Hybrid Neural Representations for Spherical Data
This work addresses the challenge of capturing intricate details in spherical data for scientific applications like climate and cosmology, representing an incremental improvement over existing coordinate-based methods.
The paper tackles the problem of representing spherical data like weather and CMB signals by introducing HNeR-S, a hybrid neural representation that combines spherical feature-grids with MLPs, achieving effectiveness in tasks such as regression, super-resolution, temporal interpolation, and compression.

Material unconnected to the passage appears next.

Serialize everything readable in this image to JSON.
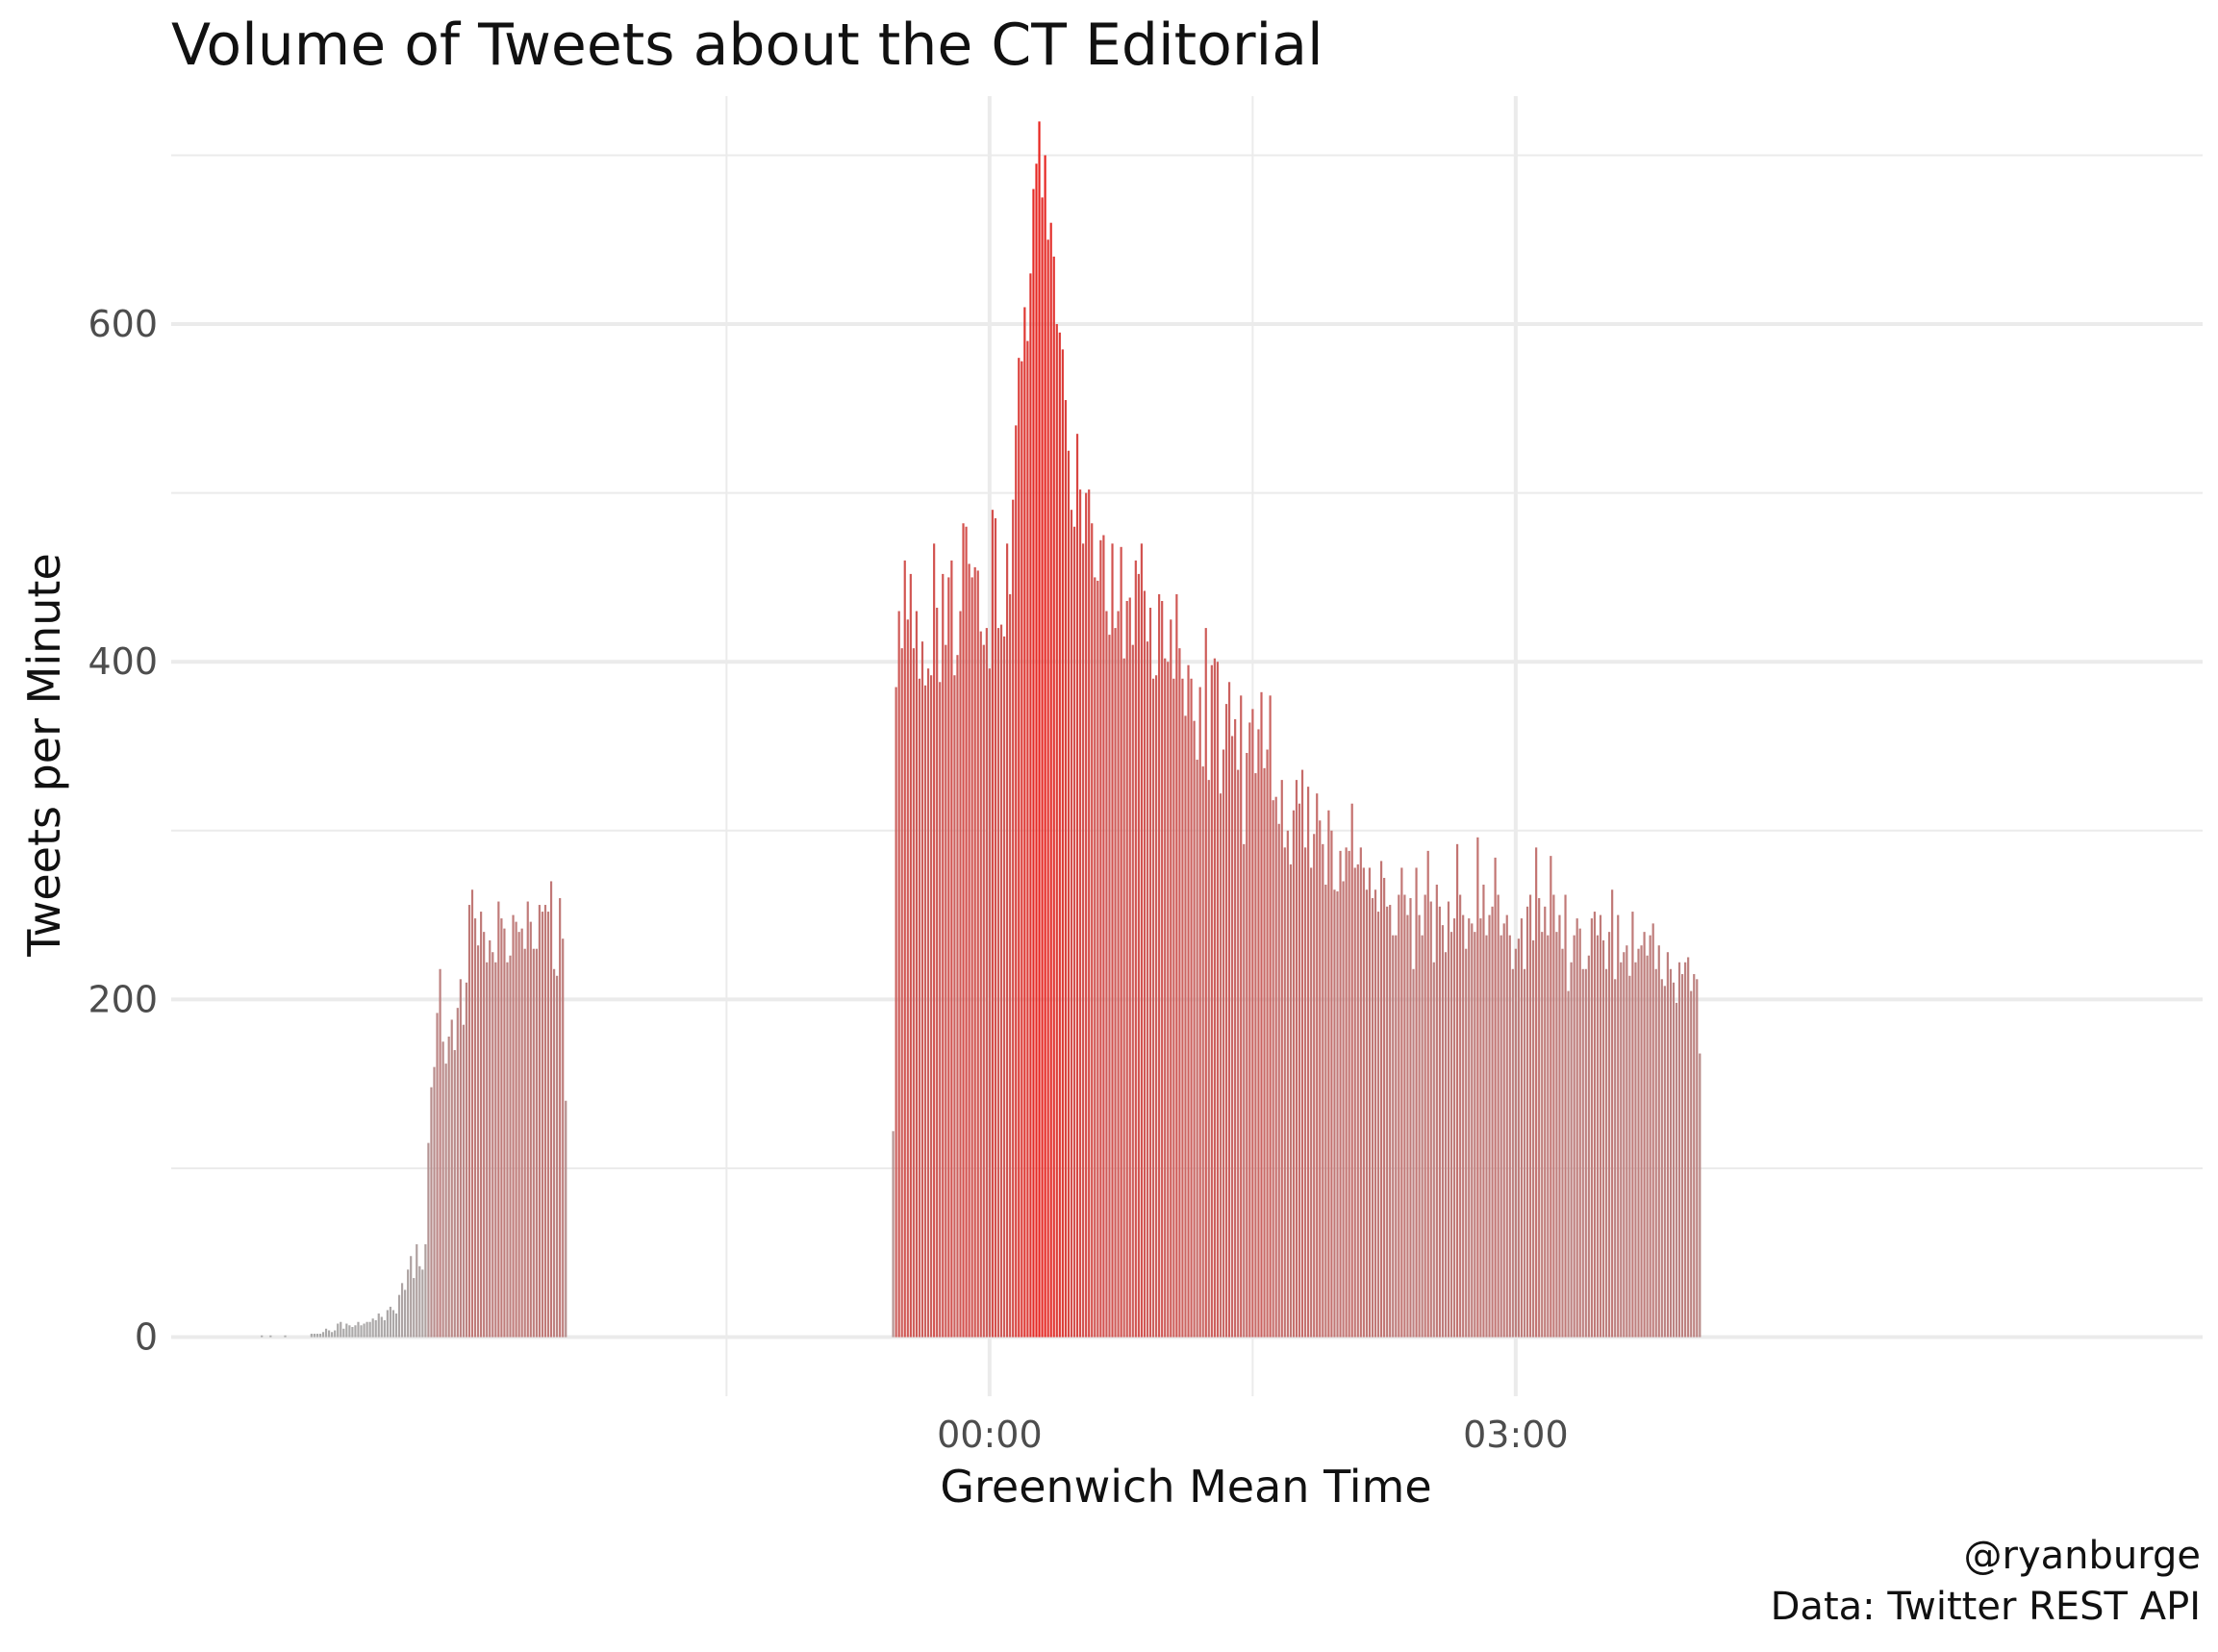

In this paper, we study hybrid neural representations for spherical data, a domain of increasing relevance in scientific research. In particular, our work focuses on weather and climate data as well as comic microwave background (CMB) data. Although previous studies have delved into coordinate-based neural representations for spherical signals, they often fail to capture the intricate details of highly nonlinear signals. To address this limitation, we introduce a novel approach named Hybrid Neural Representations for Spherical data (HNeR-S). Our main idea is to use spherical feature-grids to obtain positional features which are combined with a multilayer perception to predict the target signal. We consider feature-grids with equirectangular and hierarchical equal area isolatitude pixelization structures that align with weather data and CMB data, respectively. We extensively verify the effectiveness of our HNeR-S for regression, super-resolution, temporal interpolation, and compression tasks.